Nach dem Fertigbau von Nord Stream 2 liegen 5000 Rohre im mecklenburgischen Fährhafen Mukran. In den verbauten Rohren gibt es nun jedoch mehrere Lecks.

Die Explosionen an den Ostsee-Gasröhren Nord Stream 1 und 2 können ein neues, gefährliches Kapitel in der Auseinandersetzung zwischen Russland und dem Westen aufschlagen. Hinweise auf eine gezielte Zerstörung werden dichter – ein zeitgleiches Unglück an mehreren Stellen ist unwahrscheinlich. Fachleute in Geheimdiensten, Militär und Industrie tragen ihre Erkenntnisse nun zu einem Bild zusammen.
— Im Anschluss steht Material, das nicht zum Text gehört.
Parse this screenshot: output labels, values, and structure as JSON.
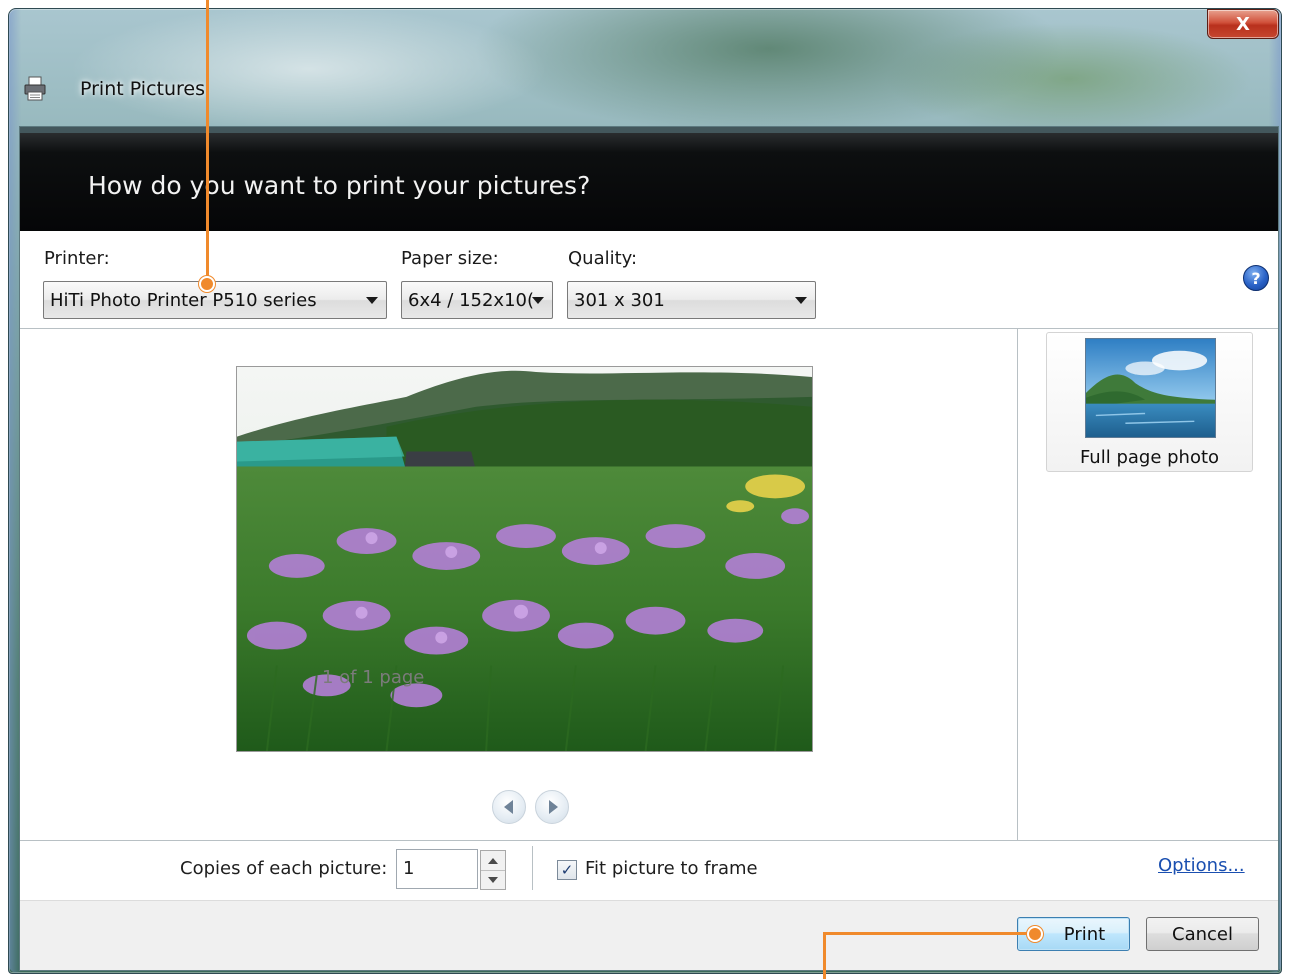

Wie kann so ein Akt durchgeführt werden?

Sprengen unter Wasser ist kein Hexenwerk, vor allem wenn es – wie in der Ostsee – nicht um große Tiefen geht. Militärtaucher aller Nationen sind darin geübt. So werden Seeminen eines möglichen Gegners in der Regel unter Wasser kontrolliert gesprengt, nicht entschärft. Prinzipiell ist aber bei einer Pipeline noch ein zweites Verfahren zur Zerstörung denkbar, sagen Technikexperten. Die Röhre wird mit einem „Molch“ gewartet, einem ferngesteuerten Reinigungsroboter. Er kann mit Sprengstoff bestückt werden, sofern Täter Zugang zu dem System haben.

Gibt es bereits Spuren zu möglichen Tätern?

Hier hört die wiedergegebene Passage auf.